LONDON (AP) — Media mogul Rupert Murdoch has begun the new year by setting up in a new field of communications — he’s started tweeting.Spokeswoman Daisy Dunlop at News International confirmed Monday that Murdoch — recovering from perhaps his most difficult year in the business — is posting on Twitter under the handle rupertmurdoch.
The account was opened over the New Year’s holiday, but many doubted its authenticity because Murdoch, 80, has generally tried to stay out of the spotlight as his media empire comes under increased scrutiny because of widespread phone hacking at his UK newspapers.
Murdoch faced harsh questioning in Parliament last summer and may face additional questions from the wide-ranging Leveson Inquiry into media practices later this year, but he makes no mention of these troubles in his tweets, which include the News Corp. chief’s New Year’s resolutions.

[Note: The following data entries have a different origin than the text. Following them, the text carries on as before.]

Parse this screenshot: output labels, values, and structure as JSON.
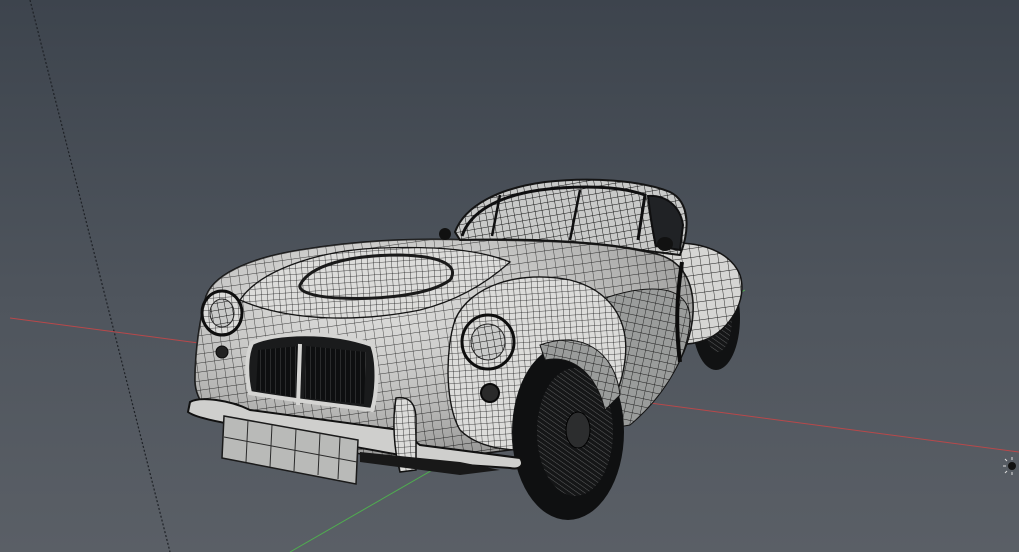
{
  "viewport": {
    "label": "",
    "background_top": "#3d444d",
    "background_bottom": "#5a5f66"
  },
  "axes": {
    "x_color": "#b8484a",
    "y_color": "#4fae4f",
    "camera_line_color": "#1e2126"
  },
  "model": {
    "display_mode": "wireframe-on-shaded",
    "surface_color": "#d8d8d6",
    "shadow_color": "#8f918f",
    "wire_color": "#1a1a1a",
    "glass_color": "#202225"
  },
  "widgets": {
    "light_icon": "sun-light-icon"
  }
}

“My resolutions, try to maintain humility and always curiosity,” he tweets. “And of course diet!”
Murdoch had attracted more than 47,000 followers by Monday morning, just two days after he started tweeting. His wife Wendi Deng has also started tweeting — she’s wendi_deng.
At times in his tweets Murdoch sounds bored with his New Year’s holiday. He complains that there are “too many people” on the island of St. Bart’s, an exclusive Caribbean hideaway.
“Back to work tomorrow,” he says. “Enough idling!”
He also praises Mike Bloomberg, the Republican mayor of New York City, and Rick Santorum, a Republican presidential candidate.
Murdoch tweeted his wishes for a happy new year and said it would probably exceed expectations.
“Happy 2012,” he says. “May it be better than all experts predict. Has to be! Must must change everything to create jobs for all, especially young.”
Murdoch was forced to close the News of the World last year because of widespread phone hacking at the tabloid. The victims included celebrities, sports stars, and a murdered teenager whose voicemails had been hacked.
The scandal has damaged Murdoch’s financial holdings and raised doubts about whether his family can retain control of the company, which has substantial interests in newspapers, magazines, movies, television and book publishing.